Diidentifikasi secara umum, ada dua pola
tentang bagaimana responden dulu memperoleh rumah KPR-BTN: melalui jalur formal
sesuai dengan prosedur yang berlaku dan melalui jalur informal – suatu cara
yang bisa dikatakan bertentangan dengan peraturan yang ditetapkan BTN. Melalui
jalur formal itu sendiri, masih dibagi lagi ke dalam dua cara: secara
perorangan dan kolektif. Selanjutnya, prosedur kolektif masih dibagi lagi ke
dalam dua cara, yakni secara kelompok atas nama lembaga atau perusahaan tanpa
atau dengan campur tangan yang minimal; dan cara di mana perusahaan ikut campur
langsung memberikan fasilitas-fasilitas tertentu kepada para karyawannya.
Prosedur Formal
Kecuali di Perumnas Sukarame Medan,
mayoritas responden mengaku tidak mengalami kesulitan atau hambatan apa pun
ketika mereka mengurus surat permohonan rumah. Baik secara perorangan atau
kolektif, masing-masing hanya diminta untuk mengisi berbagai formulir yang
disediakan BTN/Perumnas/pengembang dengan ongkos-ongkos yang wajar, sesuai
peraturan. Formulir yang mereka harus isi antara lain surat keterangan tidak
punya rumah yang dikonfirmasi secara berjenjang mulai dari RT-RW hingga
kelurahan. Lainnya adalah fotokopi KTP, surat keterangan telah menikah, kartu
jumlah anggota keluarga, daftar gaji, dan sebagainya.

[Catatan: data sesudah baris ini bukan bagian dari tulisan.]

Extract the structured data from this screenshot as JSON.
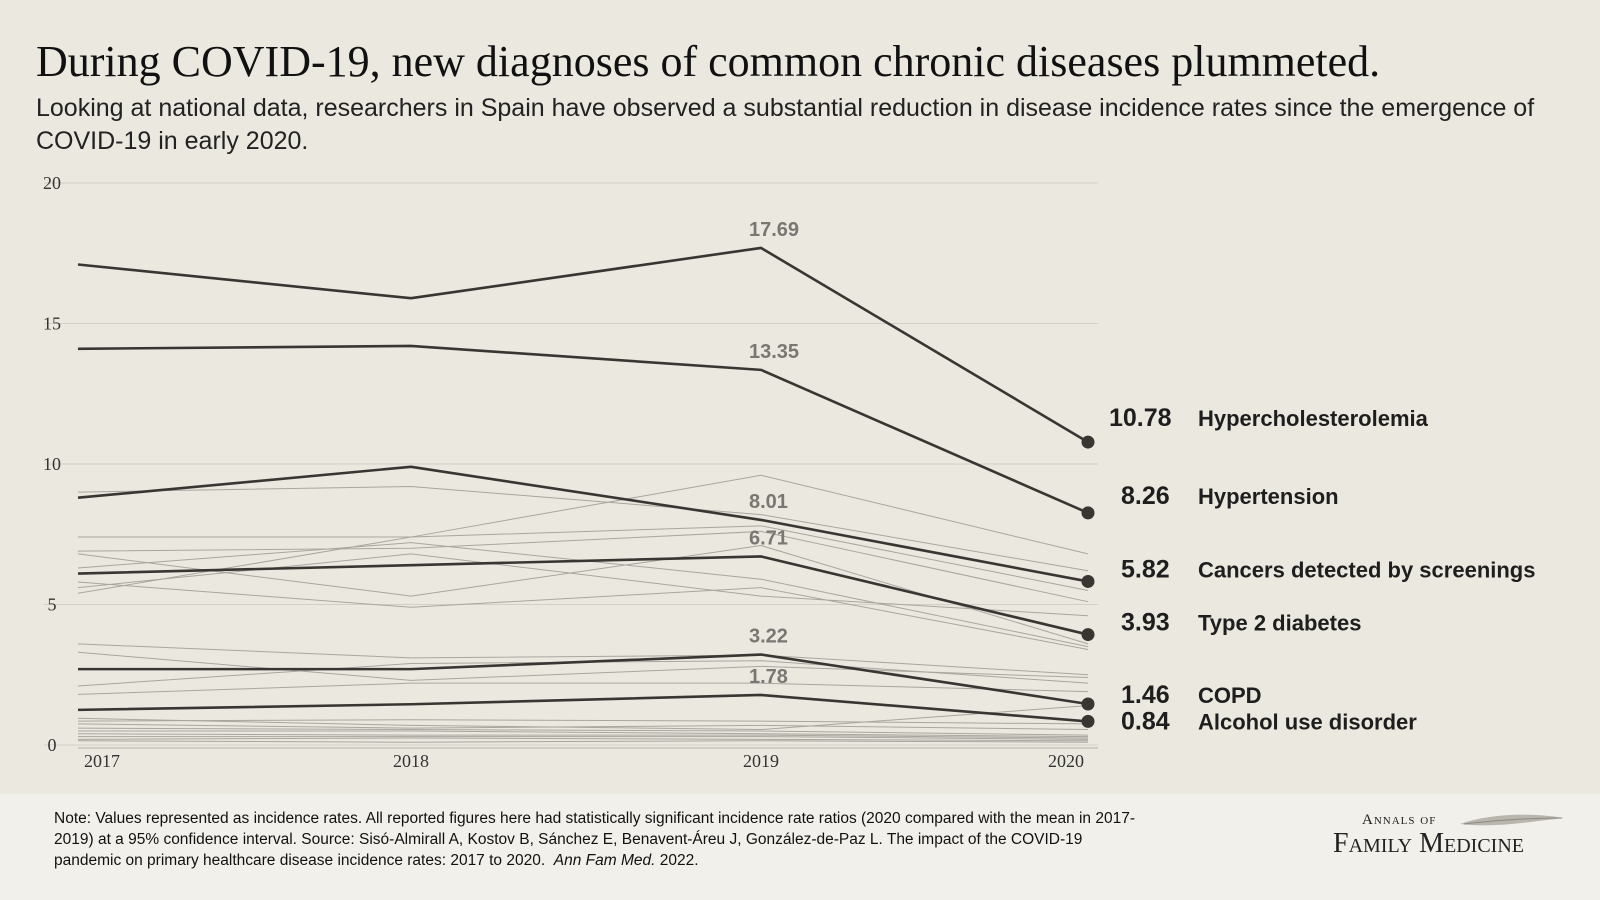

Menarik diperhatikan di sini, bagaimana
perbedaan carayang ditempuh responden yang mengajukan surat permohonan secara
kolektif. Cara pertama pada dasarnya tidak melibatkan instansi, tempat dimana
responden bekerja. Oleh karena mereka melihat relatif sulit mengurus
surat-surat permohonan rumah secara perorangan, lalu atas prakarsa mereka
sendiri, mereka menawarkan rekan-rekan sekerja untuk bersama-sama bergabung
mengajukan surat permohonan dan meminjam nama perusahaan mereka sebagai nama
kelompok. Tidak ada bantuan atau fasilitas-fasilitas yang diberikan perusahaan
guna keperluan tersebut. Biasanya pihak lembaga atau perusahaan hanya sekadar
memberikan rekomendasi di bidang pengurusan surat-surat tertentu. Hal inilah
yang dialami oleh, misalnya, Syahri yang memperoleh rumah di Perumnas Klender
atas nama istrinya yang bekerja di Kejaksaan Agung.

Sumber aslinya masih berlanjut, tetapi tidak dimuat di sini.